On Wed, 2009-07-29 at 18:47 +0200, Francesc Alted wrote:
> Hi David,

> If you need concurrency for writing you can always setup a data collector 
> that 
> gathers info from the several threads by using the `Queue.queue()` container. 
>  
> As it is thread safe, you don't have to worry about concurrency problems.

Yes, I've used that before quite succesfully. I'm however not quite sure
how separate apache threads will be able to contact my writer thread.
Maybe I'll have to dive into apache documentation. Another problem is
that we'd like to have a confirmation that the data was actually stored,
so simple queuing won't suffice, I guess. Using threads and loading off
writing data to one thread is a solution, then.

> > - Each detector station sends about 40k events per day.
> > - Within a year or two, we need to be able to handle about 100 detector
> > stations, making this 4M events per day.
> > - Each event is about 12k
> 
> Well, 4 MB * 12 KB makes around 50 GB per day.  Provided that PyTables can 
> write at full disk speed (if used correctly), say 500 MB/s on a decent RAID, 
> it can write this info in less than 2 minutes, so I would not say that this 
> is 
> a problem at all.  You will only need to make sure that your system has a 
> decent amount of memory so that the queue object can act as a buffer with 
> enough capacity to cope with data bunches.

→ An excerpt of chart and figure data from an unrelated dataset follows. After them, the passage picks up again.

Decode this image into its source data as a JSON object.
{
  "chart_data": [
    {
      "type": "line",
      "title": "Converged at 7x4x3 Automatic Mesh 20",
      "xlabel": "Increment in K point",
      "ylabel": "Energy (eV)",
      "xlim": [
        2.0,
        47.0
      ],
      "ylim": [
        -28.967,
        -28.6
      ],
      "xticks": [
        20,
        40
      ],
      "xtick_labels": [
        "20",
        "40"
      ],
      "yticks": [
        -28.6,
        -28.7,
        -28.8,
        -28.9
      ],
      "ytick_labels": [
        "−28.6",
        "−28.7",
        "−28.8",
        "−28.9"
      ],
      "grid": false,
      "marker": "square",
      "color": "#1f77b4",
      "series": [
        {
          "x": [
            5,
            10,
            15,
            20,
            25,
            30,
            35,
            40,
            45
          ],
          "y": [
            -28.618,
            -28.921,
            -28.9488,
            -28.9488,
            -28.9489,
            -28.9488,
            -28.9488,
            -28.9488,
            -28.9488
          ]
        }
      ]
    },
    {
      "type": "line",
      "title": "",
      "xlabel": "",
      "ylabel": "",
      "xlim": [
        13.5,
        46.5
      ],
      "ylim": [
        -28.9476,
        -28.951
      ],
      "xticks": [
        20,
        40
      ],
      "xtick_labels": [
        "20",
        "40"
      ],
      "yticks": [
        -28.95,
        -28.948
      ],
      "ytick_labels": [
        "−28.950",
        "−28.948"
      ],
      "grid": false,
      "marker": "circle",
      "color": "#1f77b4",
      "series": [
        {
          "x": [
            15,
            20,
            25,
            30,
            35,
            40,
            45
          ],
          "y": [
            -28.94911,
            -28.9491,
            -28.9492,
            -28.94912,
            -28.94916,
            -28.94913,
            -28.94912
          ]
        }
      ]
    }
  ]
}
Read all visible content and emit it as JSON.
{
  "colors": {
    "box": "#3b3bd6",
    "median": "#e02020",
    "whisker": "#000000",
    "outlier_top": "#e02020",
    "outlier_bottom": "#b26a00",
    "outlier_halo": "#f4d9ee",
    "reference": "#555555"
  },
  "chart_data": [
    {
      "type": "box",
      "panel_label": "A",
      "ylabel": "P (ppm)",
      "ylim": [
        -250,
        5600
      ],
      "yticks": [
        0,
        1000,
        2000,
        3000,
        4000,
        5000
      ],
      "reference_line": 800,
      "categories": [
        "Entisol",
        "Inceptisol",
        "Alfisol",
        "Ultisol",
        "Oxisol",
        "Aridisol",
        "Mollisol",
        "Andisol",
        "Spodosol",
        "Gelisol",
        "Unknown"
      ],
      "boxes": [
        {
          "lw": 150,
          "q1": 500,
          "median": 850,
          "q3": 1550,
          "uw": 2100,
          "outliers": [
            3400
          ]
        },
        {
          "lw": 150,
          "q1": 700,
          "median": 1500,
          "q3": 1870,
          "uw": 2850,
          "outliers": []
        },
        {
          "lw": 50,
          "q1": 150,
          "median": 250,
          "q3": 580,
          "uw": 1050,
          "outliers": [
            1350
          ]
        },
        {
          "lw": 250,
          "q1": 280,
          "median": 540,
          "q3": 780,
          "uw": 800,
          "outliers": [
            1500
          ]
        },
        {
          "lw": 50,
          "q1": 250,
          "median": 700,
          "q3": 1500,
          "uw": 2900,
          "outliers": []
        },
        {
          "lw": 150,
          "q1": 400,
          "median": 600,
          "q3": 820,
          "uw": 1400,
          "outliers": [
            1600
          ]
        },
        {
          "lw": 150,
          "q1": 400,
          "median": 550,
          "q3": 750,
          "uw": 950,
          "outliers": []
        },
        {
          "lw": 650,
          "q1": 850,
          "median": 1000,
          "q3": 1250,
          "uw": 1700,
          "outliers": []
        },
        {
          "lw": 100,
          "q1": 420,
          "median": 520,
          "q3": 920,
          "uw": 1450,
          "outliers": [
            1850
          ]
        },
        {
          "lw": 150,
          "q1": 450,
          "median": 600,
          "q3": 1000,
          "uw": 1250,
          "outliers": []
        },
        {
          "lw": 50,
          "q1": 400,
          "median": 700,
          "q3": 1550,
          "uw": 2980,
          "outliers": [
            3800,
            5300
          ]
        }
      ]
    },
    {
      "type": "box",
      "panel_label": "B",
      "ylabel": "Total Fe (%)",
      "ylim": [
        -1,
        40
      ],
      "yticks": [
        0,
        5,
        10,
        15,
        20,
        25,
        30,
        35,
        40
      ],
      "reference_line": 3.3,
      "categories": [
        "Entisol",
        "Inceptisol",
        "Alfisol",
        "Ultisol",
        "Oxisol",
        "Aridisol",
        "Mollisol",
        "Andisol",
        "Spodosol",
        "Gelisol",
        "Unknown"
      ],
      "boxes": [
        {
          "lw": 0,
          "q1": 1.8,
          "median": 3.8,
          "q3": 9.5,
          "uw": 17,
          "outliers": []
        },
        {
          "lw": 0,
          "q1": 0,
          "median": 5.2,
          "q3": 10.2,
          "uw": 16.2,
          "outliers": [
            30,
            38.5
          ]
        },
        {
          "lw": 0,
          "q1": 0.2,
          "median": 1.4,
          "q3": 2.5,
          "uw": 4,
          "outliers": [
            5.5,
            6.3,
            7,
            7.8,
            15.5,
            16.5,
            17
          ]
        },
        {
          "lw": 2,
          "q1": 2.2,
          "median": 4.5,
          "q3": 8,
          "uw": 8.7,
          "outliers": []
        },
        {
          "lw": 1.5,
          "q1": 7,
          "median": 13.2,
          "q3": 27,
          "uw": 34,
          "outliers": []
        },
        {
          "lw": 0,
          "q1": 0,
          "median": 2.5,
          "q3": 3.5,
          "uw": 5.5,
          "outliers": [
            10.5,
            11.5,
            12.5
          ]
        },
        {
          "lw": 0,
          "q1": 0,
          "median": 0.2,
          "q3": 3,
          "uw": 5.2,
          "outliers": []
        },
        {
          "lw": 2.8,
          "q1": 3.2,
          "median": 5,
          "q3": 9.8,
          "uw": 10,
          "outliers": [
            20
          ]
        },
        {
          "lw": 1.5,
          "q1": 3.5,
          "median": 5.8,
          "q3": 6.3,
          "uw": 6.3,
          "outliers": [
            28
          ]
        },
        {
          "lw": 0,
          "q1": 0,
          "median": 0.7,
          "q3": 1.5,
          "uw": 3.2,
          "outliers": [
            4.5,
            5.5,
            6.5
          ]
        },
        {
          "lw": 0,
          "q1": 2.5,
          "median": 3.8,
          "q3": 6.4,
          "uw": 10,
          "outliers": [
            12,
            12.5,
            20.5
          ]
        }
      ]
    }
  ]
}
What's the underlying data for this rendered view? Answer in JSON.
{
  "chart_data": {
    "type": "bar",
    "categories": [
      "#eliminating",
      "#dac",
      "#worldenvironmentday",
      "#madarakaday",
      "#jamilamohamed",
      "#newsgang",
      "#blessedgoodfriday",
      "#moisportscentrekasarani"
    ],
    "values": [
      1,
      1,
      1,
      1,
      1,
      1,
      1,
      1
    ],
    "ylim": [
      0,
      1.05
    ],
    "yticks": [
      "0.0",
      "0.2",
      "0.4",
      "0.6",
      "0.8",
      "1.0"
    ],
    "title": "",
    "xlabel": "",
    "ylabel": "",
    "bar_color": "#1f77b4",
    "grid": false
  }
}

We have a RAID, so writing speed will not be a problem then. And I'll
think we can have a decent amount of memory, since a few GB should
suffice.

> > - It should be relatively easy to access all data from one detector on a
> > particular day
> > - It should be relatively easy to search for coincidences between
> > detector stations, based on timestamps. That is, retrieving all
> > timestamps from all detector stations on a particular day should be
> > easy.
> 
> My preferences here go to use a monolithic table to save your daily 
> observations, and then make use of the indexing capabilities of PyTables Pro 
> for locating and retrieving your data quickly.  If you can't afford buying 

We'll take that into consideration. My personal preference would be to
always use open source, so pro is in that respect a step back. However,
I'd rather spend money on the pro version of a product I really like
with a very dedicated maintainer than on some other proprietary
solution. We basically don't have much money to spend because we're a
relatively small outreach project which lives off donations from our
institute and some industrial partners (earmarked for particular schools
in their neighborhood and not to be spent centrally).

Just curious, how would you look upon someone else implementing OPSI in
pytables (fully open source)?

> Pro, perhaps you can split your data in several tables (hourly tables?), 
> setup 
> some search code that can select the appropriate table and then do an in-
> kernel query for the interesting table.

Several identical (in structure) tables in one file? Haven't thought of
that...

> > It is possible to have a relational database containing metadata on top
> > of the low-level data storage. In fact, that's how ATLAS manages things.
> 
> Exactly.  This is why I like to call PyTables as a relational database 
> *teammate*, not a competitor:
> 
> http://pytables.org/moin/FAQ#IsPyTablesareplacementforarelationaldatabase.3F

Yes, interesting indeed.

> 
> >
> > When using pytables, what are your thoughts on the size of individual
> > files? One file per day? One file per detector one day? One file per
> > apache thread per day? The last option is probably the easiest to
> > implement (no need to worry about several threads accessing the same
> > file) but would probably make it hard to quickly access one detectors
> > data because it would be contained in separate files.
> 
> As I said before, my preference goes to consolidate daily data on a single 
> table (50 GB is not that much), but of course that would depend on your 
> requirements and budget.  At any rate there are many different possibilities, 
> so I'd recommend you doing some experiments as it is the best way to assess 
> the best solution to your long term needs.

We'll start experimenting!

As always, thank you for your thoughtful reply.